Al-Fārābī hält also auch im islamischen Kontext strikt an der antiken Idee des epistemischen Vorrangs der Philosophie, die nur wenige begreifen, gegenüber der Religion fest, die sich an das breite Volk wendet. Im Sinne seines Aristotelismus erweitert er die oben erwähnte Bemerkung aus der Metaphysik zu einer systematischen Gesamtdeutung des Verhältnisses von Philosophie und Religion.23 Religion hängt nach dieser Theorie, wenngleich sie auch gelegentlich heuristisch auf verborgene Wahrheiten hinweisen kann,24 letztlich immer von der Philosophie ab, die also selbst gegenüber einer idealen, die Wahrheit verkündenden Religion immer einen klaren methodischen Vorrang behält. Dem exklusiven Anspruch der Offenbarungsreligion Islam wird so eine elaboriertere Theorie des Vorrangs der wissenschaftlich-apodeiktischen Philosophie gegenübergestellt, als die Antike sie je gekannt hatte.

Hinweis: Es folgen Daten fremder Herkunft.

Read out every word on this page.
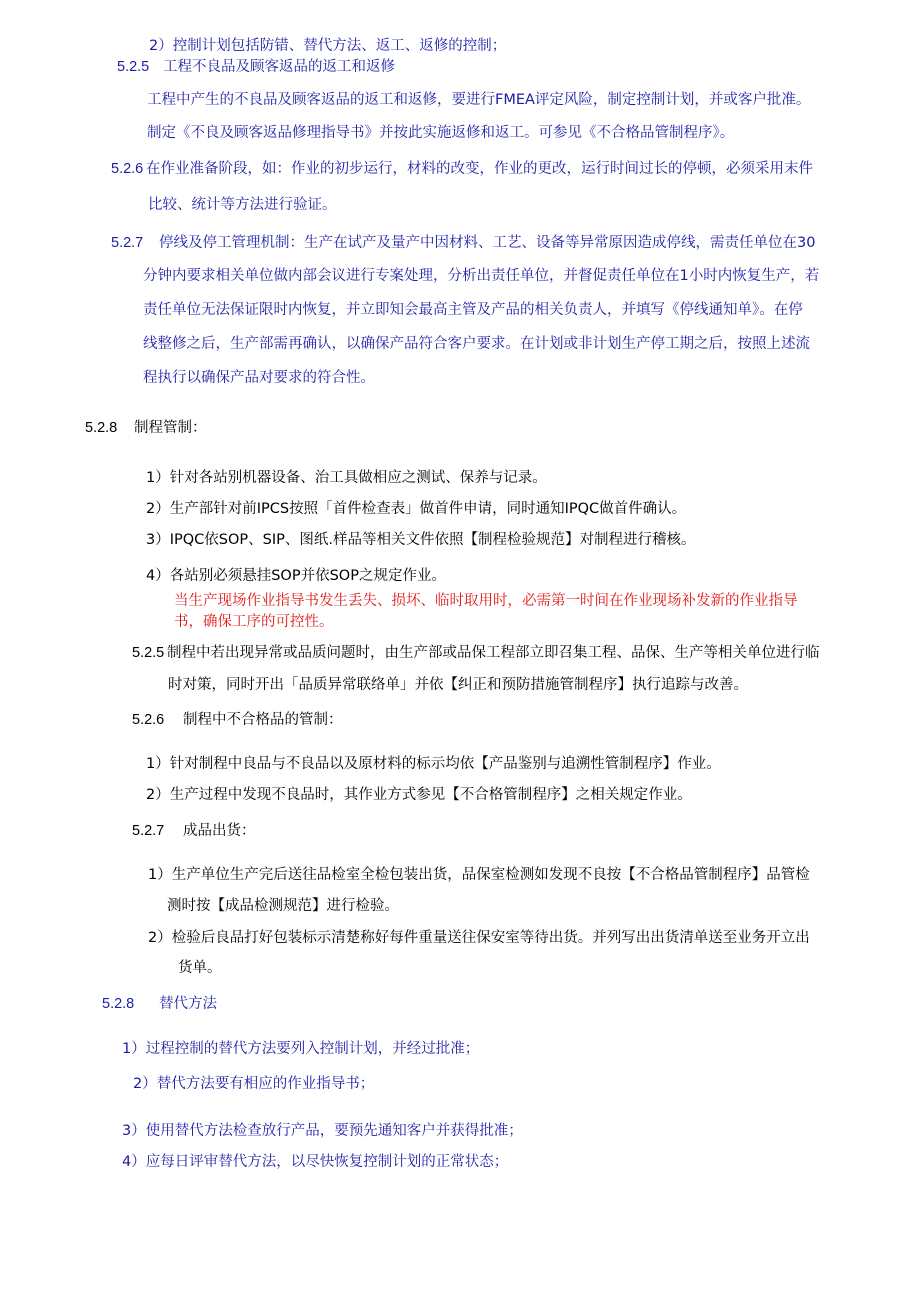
2）控制计划包括防错、替代方法、返工、返修的控制；
5.2.5 工程不良品及顾客返品的返工和返修
工程中产生的不良品及顾客返品的返工和返修，要进行FMEA评定风险，制定控制计划，并或客户批准。
制定《不良及顾客返品修理指导书》并按此实施返修和返工。可参见《不合格品管制程序》。
5.2.6 在作业准备阶段，如：作业的初步运行，材料的改变，作业的更改，运行时间过长的停顿，必须采用末件
比较、统计等方法进行验证。
5.2.7 停线及停工管理机制：生产在试产及量产中因材料、工艺、设备等异常原因造成停线，需责任单位在30
分钟内要求相关单位做内部会议进行专案处理，分析出责任单位，并督促责任单位在1小时内恢复生产，若
责任单位无法保证限时内恢复，并立即知会最高主管及产品的相关负责人，并填写《停线通知单》。在停
线整修之后，生产部需再确认，以确保产品符合客户要求。在计划或非计划生产停工期之后，按照上述流
程执行以确保产品对要求的符合性。
5.2.8 制程管制：
1）针对各站别机器设备、治工具做相应之测试、保养与记录。
2）生产部针对前IPCS按照「首件检查表」做首件申请，同时通知IPQC做首件确认。
3）IPQC依SOP、SIP、图纸.样品等相关文件依照【制程检验规范】对制程进行稽核。
4）各站别必须悬挂SOP并依SOP之规定作业。
当生产现场作业指导书发生丢失、损坏、临时取用时，必需第一时间在作业现场补发新的作业指导
书，确保工序的可控性。
5.2.5 制程中若出现异常或品质问题时，由生产部或品保工程部立即召集工程、品保、生产等相关单位进行临
时对策，同时开出「品质异常联络单」并依【纠正和预防措施管制程序】执行追踪与改善。
5.2.6 制程中不合格品的管制：
1）针对制程中良品与不良品以及原材料的标示均依【产品鉴别与追溯性管制程序】作业。
2）生产过程中发现不良品时，其作业方式参见【不合格管制程序】之相关规定作业。
5.2.7 成品出货：
1）生产单位生产完后送往品检室全检包装出货，品保室检测如发现不良按【不合格品管制程序】品管检
测时按【成品检测规范】进行检验。
2）检验后良品打好包装标示清楚称好每件重量送往保安室等待出货。并列写出出货清单送至业务开立出
货单。
5.2.8 替代方法
1）过程控制的替代方法要列入控制计划，并经过批准；
2）替代方法要有相应的作业指导书；
3）使用替代方法检查放行产品，要预先通知客户并获得批准；
4）应每日评审替代方法，以尽快恢复控制计划的正常状态；
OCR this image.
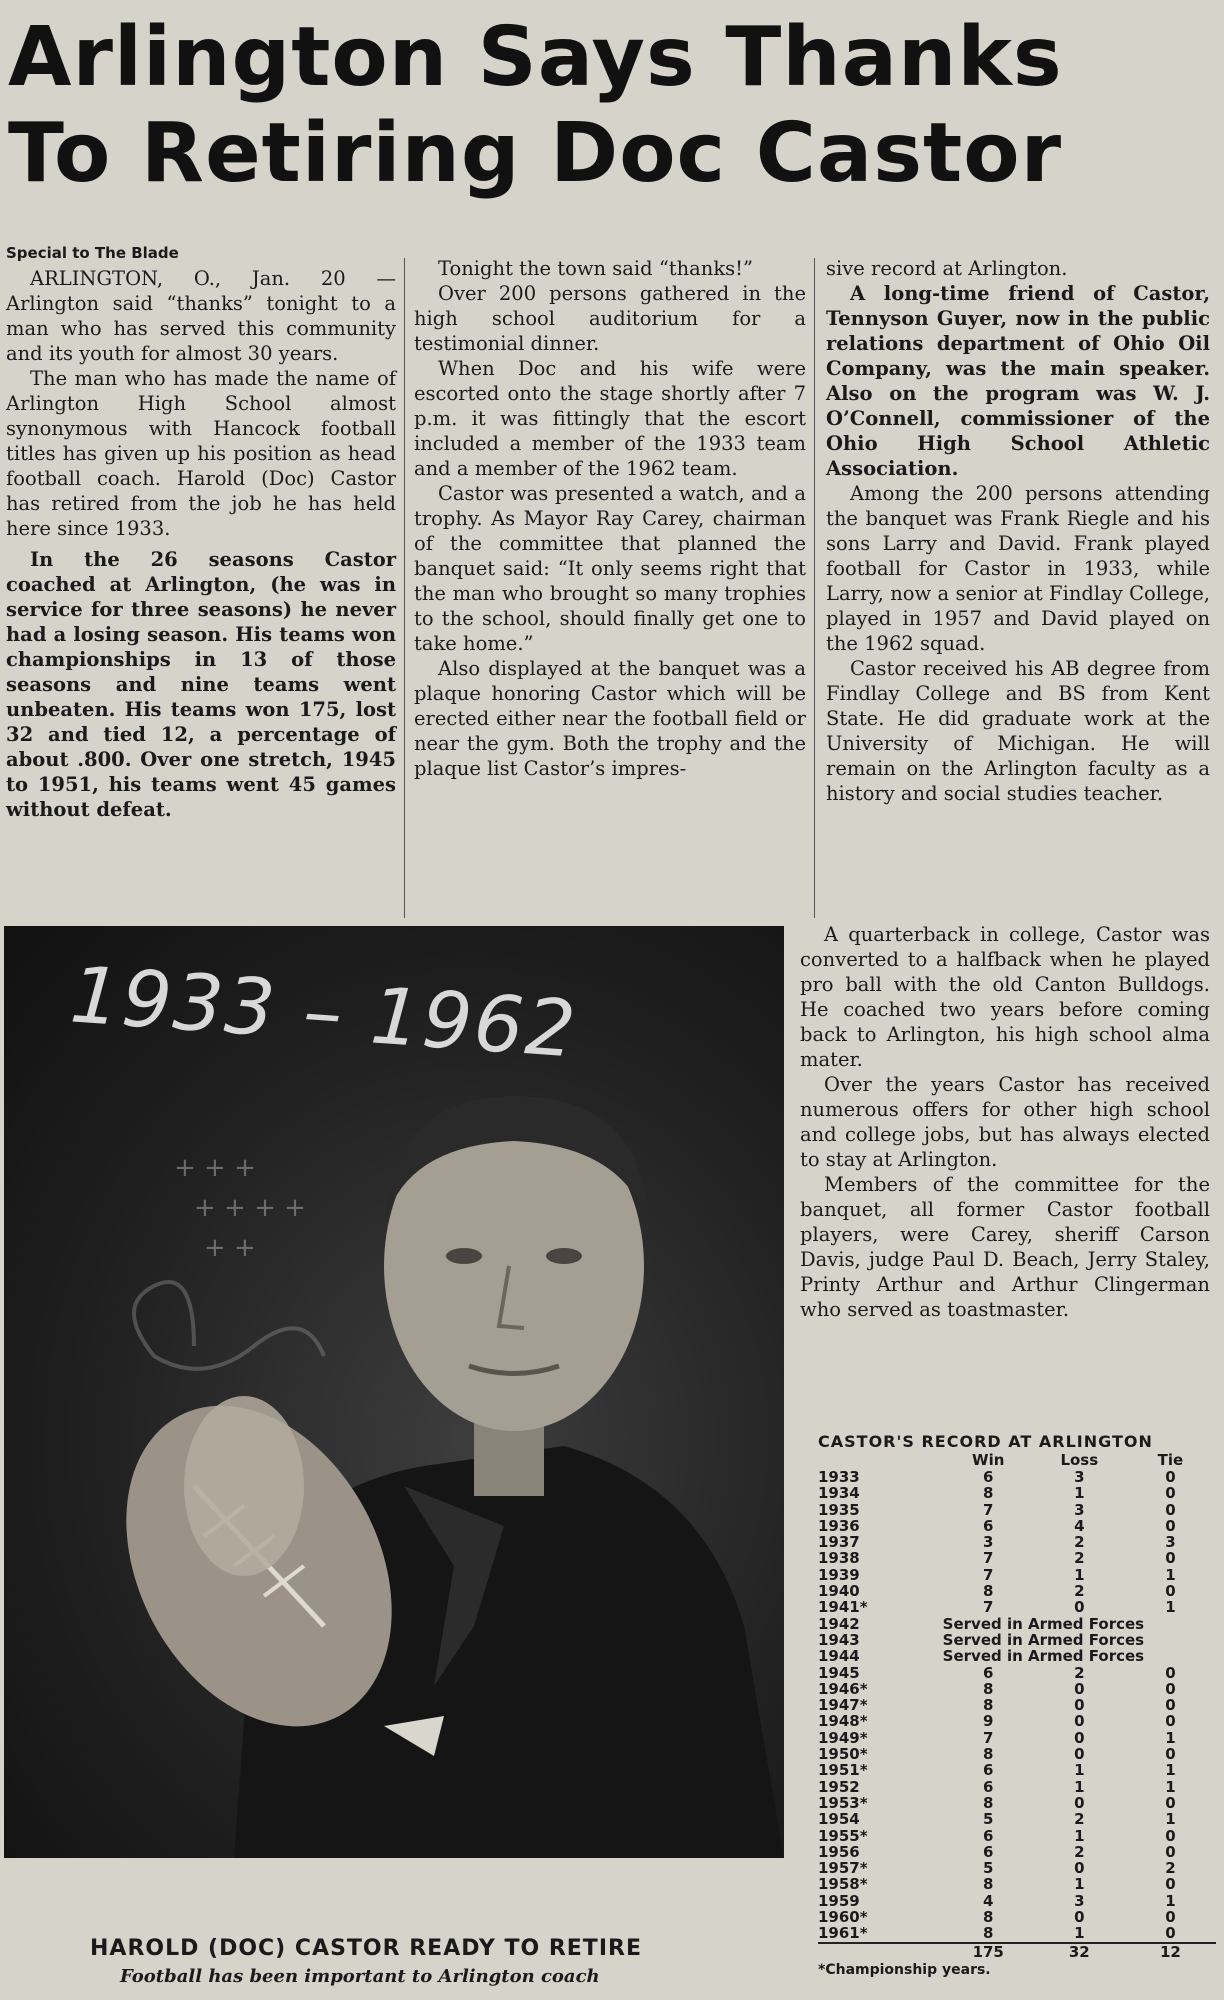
Arlington Says Thanks
To Retiring Doc Castor
Special to The Blade

ARLINGTON, O., Jan. 20 — Arlington said “thanks” tonight to a man who has served this community and its youth for almost 30 years.

The man who has made the name of Arlington High School almost synonymous with Hancock football titles has given up his position as head football coach. Harold (Doc) Castor has retired from the job he has held here since 1933.

In the 26 seasons Castor coached at Arlington, (he was in service for three seasons) he never had a losing season. His teams won championships in 13 of those seasons and nine teams went unbeaten. His teams won 175, lost 32 and tied 12, a percentage of about .800. Over one stretch, 1945 to 1951, his teams went 45 games without defeat.

Tonight the town said “thanks!”

Over 200 persons gathered in the high school auditorium for a testimonial dinner.

When Doc and his wife were escorted onto the stage shortly after 7 p.m. it was fittingly that the escort included a member of the 1933 team and a member of the 1962 team.

Castor was presented a watch, and a trophy. As Mayor Ray Carey, chairman of the committee that planned the banquet said: “It only seems right that the man who brought so many trophies to the school, should finally get one to take home.”

Also displayed at the banquet was a plaque honoring Castor which will be erected either near the football field or near the gym. Both the trophy and the plaque list Castor’s impres-

sive record at Arlington.

A long-time friend of Castor, Tennyson Guyer, now in the public relations department of Ohio Oil Company, was the main speaker. Also on the program was W. J. O’Connell, commissioner of the Ohio High School Athletic Association.

Among the 200 persons attending the banquet was Frank Riegle and his sons Larry and David. Frank played football for Castor in 1933, while Larry, now a senior at Findlay College, played in 1957 and David played on the 1962 squad.

Castor received his AB degree from Findlay College and BS from Kent State. He did graduate work at the University of Michigan. He will remain on the Arlington faculty as a history and social studies teacher.

+ + +
+ + + +
+ +
1933 – 1962
HAROLD (DOC) CASTOR READY TO RETIRE
Football has been important to Arlington coach

A quarterback in college, Castor was converted to a halfback when he played pro ball with the old Canton Bulldogs. He coached two years before coming back to Arlington, his high school alma mater.

Over the years Castor has received numerous offers for other high school and college jobs, but has always elected to stay at Arlington.

Members of the committee for the banquet, all former Castor football players, were Carey, sheriff Carson Davis, judge Paul D. Beach, Jerry Staley, Printy Arthur and Arthur Clingerman who served as toastmaster.

CASTOR'S RECORD AT ARLINGTON
	Win	Loss	Tie
1933	6	3	0
1934	8	1	0
1935	7	3	0
1936	6	4	0
1937	3	2	3
1938	7	2	0
1939	7	1	1
1940	8	2	0
1941*	7	0	1
1942	Served in Armed Forces		
1943	Served in Armed Forces		
1944	Served in Armed Forces		
1945	6	2	0
1946*	8	0	0
1947*	8	0	0
1948*	9	0	0
1949*	7	0	1
1950*	8	0	0
1951*	6	1	1
1952	6	1	1
1953*	8	0	0
1954	5	2	1
1955*	6	1	0
1956	6	2	0
1957*	5	0	2
1958*	8	1	0
1959	4	3	1
1960*	8	0	0
1961*	8	1	0
	175	32	12
*Championship years.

Al-Fārābī hat damit die Grundposition formuliert, von der aus sich die späteren falāsifa bis hin zu Averroes prinzipiell orientierten: „Das Wahre steht nicht im Gegensatz zum Wahren, sondern es stimmt damit überein und bezeugt es.“25 Mit dieser Maxime, die ebenfalls Aristoteles entnommen ist,26 vertraten sie im Rahmen einer monotheistischen Offenbarungsreligion einen eigenständigen philosophischen Wahrheitsanspruch, der sich zwar nur methodisch von der religiösen Verkündigung abheben sollte – die Wahrheit der islamischen Offenbarung wurde nicht bestritten –, aber zumindest in dieser Hinsicht „einen Vorrang für die Vernunft angesichts religiöser und sozialer Auseinandersetzungen beanspruchte“27. Damit wurde erstmals außerhalb des griechischen Kulturraums, und noch dezidierter als dort, der Vorrang des philosophischen Wahrheitszugangs gegenüber religiösen Ansprüchen betont.